A questo punto si cominciò a sentire un suono soffocato di rigurgiti gastro-intestinali e grugniti indecifrabili.
Il morto-vivo cercava ancora di prendere la pistola ma gliela levarono subito di mano. Arrivò di corsa una delle segretarie blaterando parole di disperazione.

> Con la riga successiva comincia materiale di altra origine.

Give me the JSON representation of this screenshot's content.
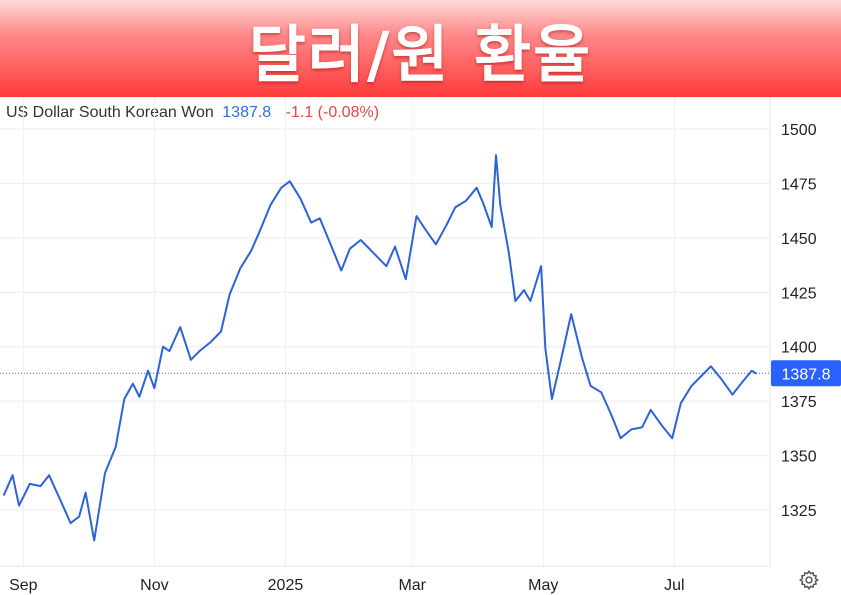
{
  "banner": {
    "title": "달러/원 환율"
  },
  "legend": {
    "name": "US Dollar South Korean Won",
    "price": "1387.8",
    "change": "-1.1 (-0.08%)"
  },
  "icons": {
    "settings": "gear-icon"
  },
  "colors": {
    "line": "#2e63d8",
    "price": "#2f6fd6",
    "change": "#e04848",
    "banner": "#ff3b3b",
    "price_tag_bg": "#2962ff"
  },
  "chart_data": {
    "type": "line",
    "title": "",
    "xlabel": "",
    "ylabel": "",
    "ylim": [
      1300,
      1510
    ],
    "grid": true,
    "y_axis_position": "right",
    "y_ticks": [
      1500,
      1475,
      1450,
      1425,
      1400,
      1375,
      1350,
      1325
    ],
    "x_ticks": [
      {
        "label": "Sep",
        "x": "2024-09-01"
      },
      {
        "label": "Nov",
        "x": "2024-11-01"
      },
      {
        "label": "2025",
        "x": "2025-01-01"
      },
      {
        "label": "Mar",
        "x": "2025-03-01"
      },
      {
        "label": "May",
        "x": "2025-05-01"
      },
      {
        "label": "Jul",
        "x": "2025-07-01"
      }
    ],
    "last_value": 1387.8,
    "last_value_label": "1387.8",
    "series": [
      {
        "x": [
          "2024-08-23",
          "2024-08-27",
          "2024-08-30",
          "2024-09-04",
          "2024-09-09",
          "2024-09-13",
          "2024-09-18",
          "2024-09-23",
          "2024-09-27",
          "2024-09-30",
          "2024-10-04",
          "2024-10-09",
          "2024-10-14",
          "2024-10-18",
          "2024-10-22",
          "2024-10-25",
          "2024-10-29",
          "2024-11-01",
          "2024-11-05",
          "2024-11-08",
          "2024-11-13",
          "2024-11-18",
          "2024-11-22",
          "2024-11-27",
          "2024-12-02",
          "2024-12-06",
          "2024-12-11",
          "2024-12-16",
          "2024-12-20",
          "2024-12-25",
          "2024-12-30",
          "2025-01-03",
          "2025-01-08",
          "2025-01-13",
          "2025-01-17",
          "2025-01-22",
          "2025-01-27",
          "2025-01-31",
          "2025-02-05",
          "2025-02-11",
          "2025-02-17",
          "2025-02-21",
          "2025-02-26",
          "2025-03-03",
          "2025-03-07",
          "2025-03-12",
          "2025-03-17",
          "2025-03-21",
          "2025-03-26",
          "2025-03-31",
          "2025-04-03",
          "2025-04-07",
          "2025-04-09",
          "2025-04-11",
          "2025-04-15",
          "2025-04-18",
          "2025-04-22",
          "2025-04-25",
          "2025-04-30",
          "2025-05-02",
          "2025-05-05",
          "2025-05-09",
          "2025-05-14",
          "2025-05-19",
          "2025-05-23",
          "2025-05-28",
          "2025-06-02",
          "2025-06-06",
          "2025-06-11",
          "2025-06-16",
          "2025-06-20",
          "2025-06-25",
          "2025-06-30",
          "2025-07-04",
          "2025-07-09",
          "2025-07-14",
          "2025-07-18",
          "2025-07-23",
          "2025-07-28",
          "2025-08-01",
          "2025-08-06",
          "2025-08-08"
        ],
        "values": [
          1332,
          1341,
          1327,
          1337,
          1336,
          1341,
          1330,
          1319,
          1322,
          1333,
          1311,
          1342,
          1354,
          1376,
          1383,
          1377,
          1389,
          1381,
          1400,
          1398,
          1409,
          1394,
          1398,
          1402,
          1407,
          1424,
          1436,
          1444,
          1453,
          1465,
          1473,
          1476,
          1468,
          1457,
          1459,
          1447,
          1435,
          1445,
          1449,
          1443,
          1437,
          1446,
          1431,
          1460,
          1454,
          1447,
          1456,
          1464,
          1467,
          1473,
          1466,
          1455,
          1488,
          1465,
          1443,
          1421,
          1426,
          1421,
          1437,
          1399,
          1376,
          1393,
          1415,
          1395,
          1382,
          1379,
          1368,
          1358,
          1362,
          1363,
          1371,
          1364,
          1358,
          1374,
          1382,
          1387,
          1391,
          1385,
          1378,
          1383,
          1389,
          1387.8
        ]
      }
    ]
  }
}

Pare che un’invasione informatica di trolls avesse distrutto la loro piattaforma informatica.
Ad un certo punto iniziò a sembrare che fosse scoppiata la guerra. Un martellare continuo sulle porte e sulle finestre e tonfi terribili che venivano da fuori. La porta lì vicino si squarciò come fosse stata di carta velina e una folla inferocita entrò nella stanza «Farabutti!», «Ladri!», «Ci avete preso in giro per un sacco di tempo e ora ve la spassate nel lusso», rivomitando tutto il livore di cui si era beatamente nutrita finora.
Fecero strage di tutto e di tutti, anche di medici e segretarie. Queste ultime, prima, vennero stuprate a turno. Della villa restarono solo le ceneri.